True, anti-corporate globalization activists are generally not violent, you got that part right, but that was about all. And it is through editorials and slanted reporting such as this, that the media perpetuate the completely unfounded stereotype of “violent protesters” by focusing only on the small minority of protesters who consider property destruction to be an effective and positive tactic.
The reference to a supposed “anarchist scavenger hunt” posted on infoshop.org was also a complete fabrication, as the Washington Post came to realize after running an article on it and the next day being forced to retract the story after doing some actual reporting and discovering that the “scavenger hunt” was posted months ago as a joke on an anarchist group’s website. No group organizing for the weekend endorsed that action or even those types of actions.
Additionally, the editorial mentions the fact that in April 2000 1,200 people were arrested at IMF/World Bank protests in D.C., inferring from this, “[a] history of violence,” on the part of activists. The facts prove to be quite to the contrary. Not a single individual has ever been convicted of a crime stemming from an arrest at an anti-corporate globalization demonstration in the United States. Currently, there is a lawsuit pending against the Metropolitan Police Department due to its handling of arrests in 2000, and another just was just filed after this weekend’s illegal mass arrests. The high numbers of arrests indicate that police were violent and that they violated the civil liberties and basic constitutional rights of protesters, not the other way around.
This past weekend I was one of five Georgetown students and 644 others arrested illegally by MPD in the largest mass arrest in D.C. since 1971. I did nothing violent and neither did anyone around me. When arrested, we were standing in Freedom Plaza chanting, “We would like to leave the park peacefully.”

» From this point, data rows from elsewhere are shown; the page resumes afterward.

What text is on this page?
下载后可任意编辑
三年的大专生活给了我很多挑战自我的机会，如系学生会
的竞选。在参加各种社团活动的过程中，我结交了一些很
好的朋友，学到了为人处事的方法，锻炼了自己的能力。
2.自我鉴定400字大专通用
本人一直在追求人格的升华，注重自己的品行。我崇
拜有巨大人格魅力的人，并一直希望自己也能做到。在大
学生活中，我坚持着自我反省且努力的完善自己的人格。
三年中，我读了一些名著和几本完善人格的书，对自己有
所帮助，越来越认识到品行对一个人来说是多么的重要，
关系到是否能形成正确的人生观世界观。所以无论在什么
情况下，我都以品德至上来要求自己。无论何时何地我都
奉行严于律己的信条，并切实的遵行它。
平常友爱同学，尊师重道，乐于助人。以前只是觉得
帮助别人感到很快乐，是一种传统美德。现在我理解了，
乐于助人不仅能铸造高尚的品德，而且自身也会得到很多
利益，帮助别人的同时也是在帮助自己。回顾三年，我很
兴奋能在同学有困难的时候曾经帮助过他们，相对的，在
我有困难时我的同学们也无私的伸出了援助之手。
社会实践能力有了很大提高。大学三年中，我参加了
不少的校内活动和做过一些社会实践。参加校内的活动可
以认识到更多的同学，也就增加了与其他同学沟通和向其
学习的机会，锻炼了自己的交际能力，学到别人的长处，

Any “tainted image” that protesters have is manufactured and perpetuated by misrepresentations and fear-mongering in the media. Your editorial mentioned nothing about the violent and illegal actions of the police (which actually happen, unlike the fabricated claims about protesters) and the corrupt and demented policies of the IMF and World Bank which engender such police violence.
You could have dedicated your editorial space for calling on these institutions to cancel Third World debt, to open their meetings and become democratic, to stop their environmentally destructive projects, to end structural adjustment programs, to raise labor standards or any number of other things these institutions could and should be doing. It disturbs me greatly that your paper would, instead of writing about the issues, conform to the trend in mainstream media by selling out to the practices of yellow journalism, conformity and sensationalism.